Wednesday, November 12, 2008

Sarah's Long Kiss Goodbye On Television

Vaya con dios tambien, senorita, tu "betchada".

From a Yglesias reader commenting on Sarah Palin's prospects in 2012:

[L]osing VP’s don’t take blame. But their track record post-defeat is abysmal. It’s a sure way to never get elected President, and almost as sure a way to never get your party’s nomination.
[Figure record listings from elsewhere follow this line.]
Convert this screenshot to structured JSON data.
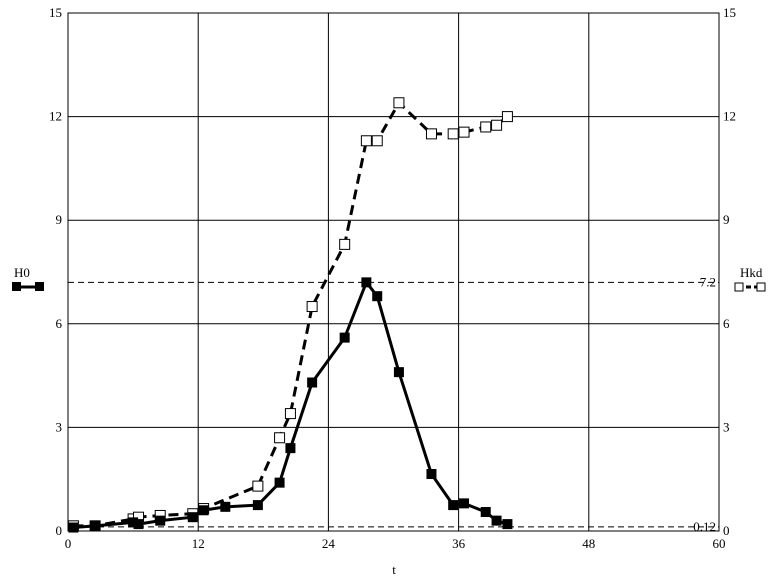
{
  "chart_data": {
    "type": "line",
    "xlabel": "t",
    "xlim": [
      0,
      60
    ],
    "ylim": [
      0,
      15
    ],
    "x_ticks": [
      "0",
      "12",
      "24",
      "36",
      "48",
      "60"
    ],
    "y_ticks": [
      "0",
      "3",
      "6",
      "9",
      "12",
      "15"
    ],
    "grid": true,
    "reference_lines": [
      {
        "value": 7.2,
        "label": "7.2"
      },
      {
        "value": 0.12,
        "label": "0.12"
      }
    ],
    "series": [
      {
        "name": "H0",
        "style": "solid",
        "marker": "filled-square",
        "color": "#000000",
        "x": [
          0.5,
          2.5,
          6.0,
          6.5,
          8.5,
          11.5,
          12.5,
          14.5,
          17.5,
          19.5,
          20.5,
          22.5,
          25.5,
          27.5,
          28.5,
          30.5,
          33.5,
          35.5,
          36.5,
          38.5,
          39.5,
          40.5
        ],
        "y": [
          0.1,
          0.15,
          0.25,
          0.2,
          0.3,
          0.4,
          0.6,
          0.7,
          0.75,
          1.4,
          2.4,
          4.3,
          5.6,
          7.2,
          6.8,
          4.6,
          1.65,
          0.75,
          0.8,
          0.55,
          0.3,
          0.2
        ]
      },
      {
        "name": "Hkd",
        "style": "dashed",
        "marker": "open-square",
        "color": "#000000",
        "x": [
          0.5,
          2.5,
          6.0,
          6.5,
          8.5,
          11.5,
          12.5,
          17.5,
          19.5,
          20.5,
          22.5,
          25.5,
          27.5,
          28.5,
          30.5,
          33.5,
          35.5,
          36.5,
          38.5,
          39.5,
          40.5
        ],
        "y": [
          0.15,
          0.15,
          0.35,
          0.4,
          0.45,
          0.5,
          0.65,
          1.3,
          2.7,
          3.4,
          6.5,
          8.3,
          11.3,
          11.3,
          12.4,
          11.5,
          11.5,
          11.55,
          11.7,
          11.75,
          12.0
        ]
      }
    ]
  }
}
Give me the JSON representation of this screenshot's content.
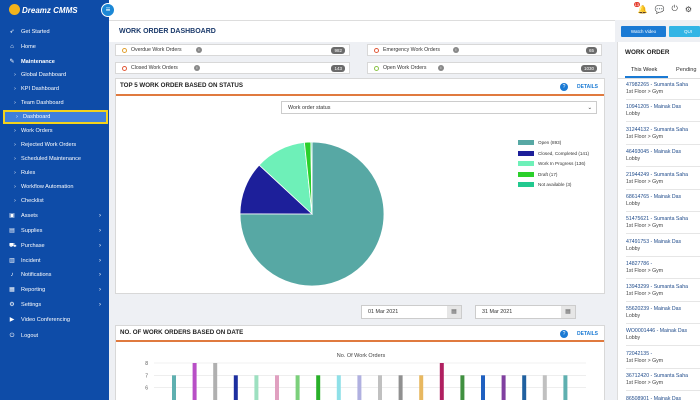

Here’s a list, pre-Palin:

John Edwards
Joe Lieberman
Jack Kemp
Dan Quayle
Lloyd Bentsen
Geraldine Ferraro
Walter Mondale (and he had already won once)
Bob Dole (here’s an exception - helped out, perhaps, by the fact that no one seems to remember him being Ford’s running mate)
Sergeant Shriver
Edward Muskie
William Miller
Henry Cabot Lodge
Estes Kefauver
John Sparkman
Earl Warren (yeah, he became Chief Justice, but his political career was finished)
John Bricker
Charles McNary
Frank Knox (FDR kindly put him in his cabinet after trouncing him and Landon in 1936)
Charles Curtis
Joseph Robinson (he did become Senate Majority Leader and a key FDR ally after his defeat)Charles W. Bryan (went on to lose his gubernatorial campaign in Nebraska)FDR (big-time exception)
Charles Fairbanks
(went back to practicing law in Indianapolis)
Nicholas Murray Butler
Hiram Johnson (Taft and TR’s veeps, respectively)
John Worth Kern
Henry Gassaway Davis (fun fact - he was 81 when he was nominated to be Vice President. I guess the Dems realized they had no shot at TR)
Adlai Stevenson
Adlai Stevenson’s grandfatherArthur Sewall, a Swedenborgian shipbuilder

So from 1896-2004, losing Vice Presidential nominees went on to be elected President once, and nominated by their party three times.

A veritable "who's who" list of political also-rans, has-been's and never-was's. Perhaps Palin is gearing up to challenge Rachel Ray in 2012 with her indomitable moose stew.